Meanwhile, the percentage of U.S.-born women aged 20-24 who have ever been married declined from 31 percent to 19 percent between 2000 and 2008-2010. For men, the decline was from 21 percent to 11 percent.
By ages 50 to 54, 13 percent of American-born men and 10 percent of women remained unmarried.
Divorce and remarriage also increased during the decade. Among currently married men, the proportion who were married more than once increased from 17 percent in 1980 to 25 percent in 2008-2010. Similar results were found for women.
"We're seeing more evidence of a 'marriage-go-round' in which people go from marriage to divorce to remarriage, sometimes multiple times," Qian said.
But all of these results mask the important differences in family outcomes depending on race, education, immigrant status and economic status. Race was especially important.

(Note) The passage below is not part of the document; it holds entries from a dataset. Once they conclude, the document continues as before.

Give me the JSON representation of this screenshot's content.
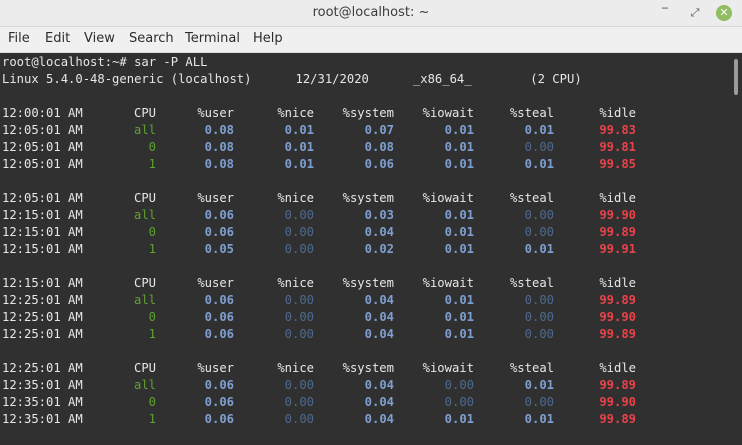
{
  "window": {
    "title": "root@localhost: ~",
    "min_glyph": "‾",
    "max_glyph": "⤢",
    "close_glyph": "✕"
  },
  "menu": [
    "File",
    "Edit",
    "View",
    "Search",
    "Terminal",
    "Help"
  ],
  "terminal": {
    "prompt": "root@localhost:~# sar -P ALL",
    "sysinfo": "Linux 5.4.0-48-generic (localhost)      12/31/2020      _x86_64_        (2 CPU)",
    "header_labels": [
      "CPU",
      "%user",
      "%nice",
      "%system",
      "%iowait",
      "%steal",
      "%idle"
    ],
    "blocks": [
      {
        "header_time": "12:00:01 AM",
        "rows": [
          {
            "time": "12:05:01 AM",
            "cpu": "all",
            "user": "0.08",
            "nice": "0.01",
            "system": "0.07",
            "iowait": "0.01",
            "steal": "0.01",
            "idle": "99.83"
          },
          {
            "time": "12:05:01 AM",
            "cpu": "0",
            "user": "0.08",
            "nice": "0.01",
            "system": "0.08",
            "iowait": "0.01",
            "steal": "0.00",
            "idle": "99.81"
          },
          {
            "time": "12:05:01 AM",
            "cpu": "1",
            "user": "0.08",
            "nice": "0.01",
            "system": "0.06",
            "iowait": "0.01",
            "steal": "0.01",
            "idle": "99.85"
          }
        ]
      },
      {
        "header_time": "12:05:01 AM",
        "rows": [
          {
            "time": "12:15:01 AM",
            "cpu": "all",
            "user": "0.06",
            "nice": "0.00",
            "system": "0.03",
            "iowait": "0.01",
            "steal": "0.00",
            "idle": "99.90"
          },
          {
            "time": "12:15:01 AM",
            "cpu": "0",
            "user": "0.06",
            "nice": "0.00",
            "system": "0.04",
            "iowait": "0.01",
            "steal": "0.00",
            "idle": "99.89"
          },
          {
            "time": "12:15:01 AM",
            "cpu": "1",
            "user": "0.05",
            "nice": "0.00",
            "system": "0.02",
            "iowait": "0.01",
            "steal": "0.01",
            "idle": "99.91"
          }
        ]
      },
      {
        "header_time": "12:15:01 AM",
        "rows": [
          {
            "time": "12:25:01 AM",
            "cpu": "all",
            "user": "0.06",
            "nice": "0.00",
            "system": "0.04",
            "iowait": "0.01",
            "steal": "0.00",
            "idle": "99.89"
          },
          {
            "time": "12:25:01 AM",
            "cpu": "0",
            "user": "0.06",
            "nice": "0.00",
            "system": "0.04",
            "iowait": "0.01",
            "steal": "0.00",
            "idle": "99.90"
          },
          {
            "time": "12:25:01 AM",
            "cpu": "1",
            "user": "0.06",
            "nice": "0.00",
            "system": "0.04",
            "iowait": "0.01",
            "steal": "0.00",
            "idle": "99.89"
          }
        ]
      },
      {
        "header_time": "12:25:01 AM",
        "rows": [
          {
            "time": "12:35:01 AM",
            "cpu": "all",
            "user": "0.06",
            "nice": "0.00",
            "system": "0.04",
            "iowait": "0.00",
            "steal": "0.01",
            "idle": "99.89"
          },
          {
            "time": "12:35:01 AM",
            "cpu": "0",
            "user": "0.06",
            "nice": "0.00",
            "system": "0.04",
            "iowait": "0.00",
            "steal": "0.00",
            "idle": "99.90"
          },
          {
            "time": "12:35:01 AM",
            "cpu": "1",
            "user": "0.06",
            "nice": "0.00",
            "system": "0.04",
            "iowait": "0.01",
            "steal": "0.01",
            "idle": "99.89"
          }
        ]
      }
    ]
  },
  "colors": {
    "cpu_id": "#5fa132",
    "value": "#7f9fd0",
    "zero_value": "#4d6a8e",
    "idle": "#e8434a",
    "terminal_bg": "#303030"
  }
}
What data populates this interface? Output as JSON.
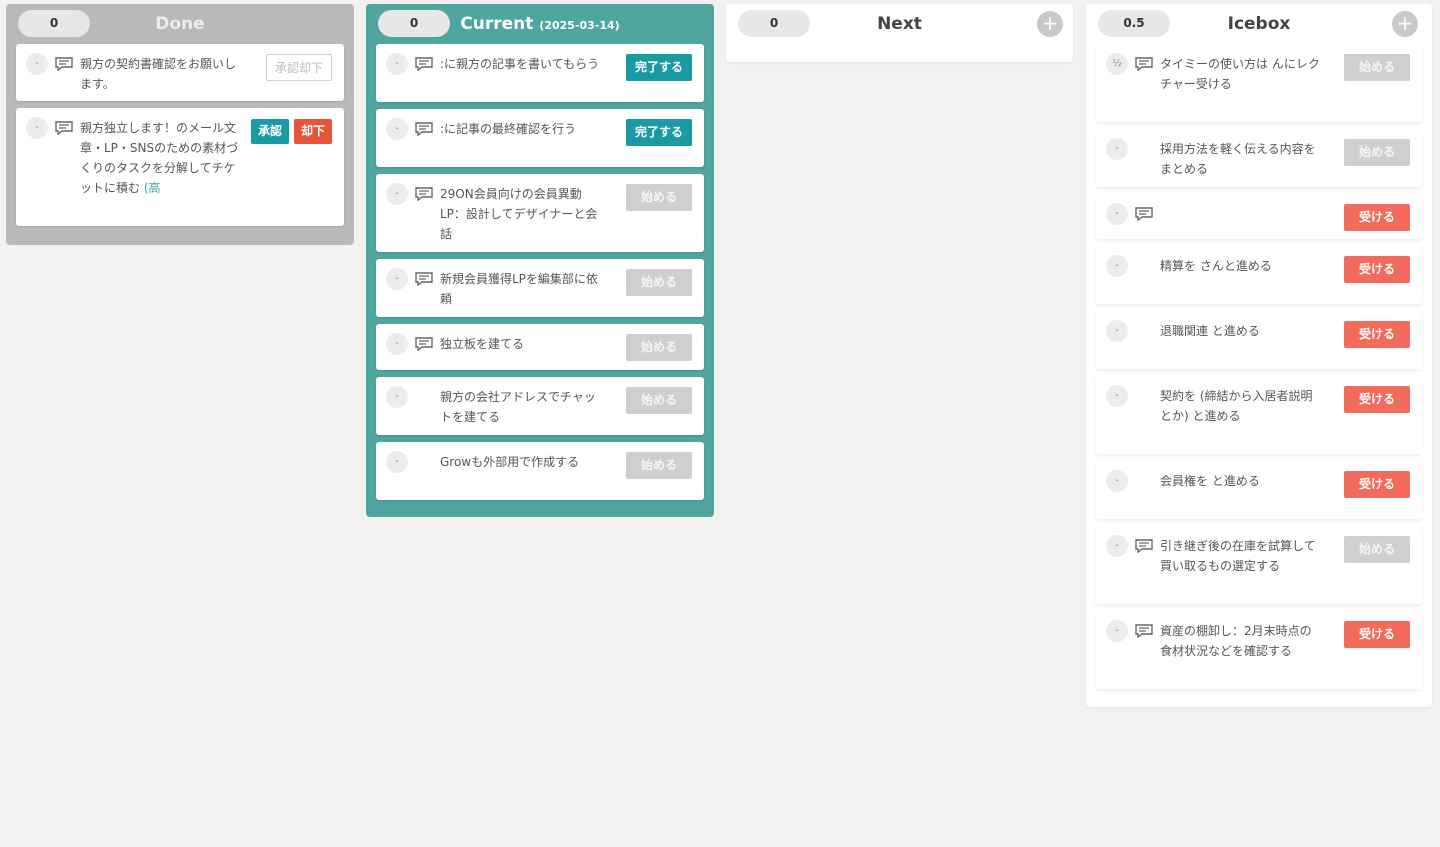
{
  "columns": {
    "done": {
      "title": "Done",
      "points": "0",
      "cards": [
        {
          "estimate": "-",
          "text": "親方の契約書確認をお願いします。",
          "button": "承認却下"
        },
        {
          "estimate": "-",
          "text": "親方独立します！のメール文章・LP・SNSのための素材づくりのタスクを分解してチケットに積む",
          "link": "(高",
          "accept": "承認",
          "reject": "却下"
        }
      ]
    },
    "current": {
      "title": "Current",
      "date": "(2025-03-14)",
      "points": "0",
      "cards": [
        {
          "estimate": "-",
          "text": ":に親方の記事を書いてもらう",
          "button": "完了する"
        },
        {
          "estimate": "-",
          "text": ":に記事の最終確認を行う",
          "button": "完了する"
        },
        {
          "estimate": "-",
          "text": "29ON会員向けの会員異動LP：設計してデザイナーと会話",
          "button": "始める"
        },
        {
          "estimate": "-",
          "text": "新規会員獲得LPを編集部に依頼",
          "button": "始める"
        },
        {
          "estimate": "-",
          "text": "独立板を建てる",
          "button": "始める"
        },
        {
          "estimate": "-",
          "text": "親方の会社アドレスでチャットを建てる",
          "button": "始める"
        },
        {
          "estimate": "-",
          "text": "Growも外部用で作成する",
          "button": "始める"
        }
      ]
    },
    "next": {
      "title": "Next",
      "points": "0",
      "add_label": "+"
    },
    "icebox": {
      "title": "Icebox",
      "points": "0.5",
      "add_label": "+",
      "cards": [
        {
          "estimate": "½",
          "text": "タイミーの使い方は んにレクチャー受ける",
          "button": "始める"
        },
        {
          "estimate": "-",
          "text": "採用方法を軽く伝える内容をまとめる",
          "button": "始める"
        },
        {
          "estimate": "-",
          "text": "",
          "button": "受ける"
        },
        {
          "estimate": "-",
          "text": "精算を さんと進める",
          "button": "受ける"
        },
        {
          "estimate": "-",
          "text": "退職関連 と進める",
          "button": "受ける"
        },
        {
          "estimate": "-",
          "text": "契約を (締結から入居者説明とか) と進める",
          "button": "受ける"
        },
        {
          "estimate": "-",
          "text": "会員権を と進める",
          "button": "受ける"
        },
        {
          "estimate": "-",
          "text": "引き継ぎ後の在庫を試算して買い取るもの選定する",
          "button": "始める"
        },
        {
          "estimate": "-",
          "text": "資産の棚卸し：2月末時点の食材状況などを確認する",
          "button": "受ける"
        }
      ]
    }
  },
  "icons": {
    "comment": "comment-icon",
    "add": "plus-icon"
  },
  "colors": {
    "current": "#4ea69f",
    "done": "#b9b9b9",
    "teal_button": "#1a9aa3",
    "red_button": "#f36b5d",
    "gray_button": "#cfcfcf"
  }
}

African Americans had the lowest percentage ever married at every age group, the highest proportion of permanent singlehood by ages 50-54, lower levels of cohabitation, highest divorce-to-marriage ratios, and a larger share of remarriages.
"A lot of this can be linked to the poor economic circumstances of African Americans," he said.
"Unemployment, underemployment and poor economic prospects have a strong negative effect on whether people get married and stay married. African Americans are more likely than other groups to experience all of these problems."
Education also had a strong role in family life. Those with less education married and cohabited at lower levels and divorced at higher levels despite low marriage rates.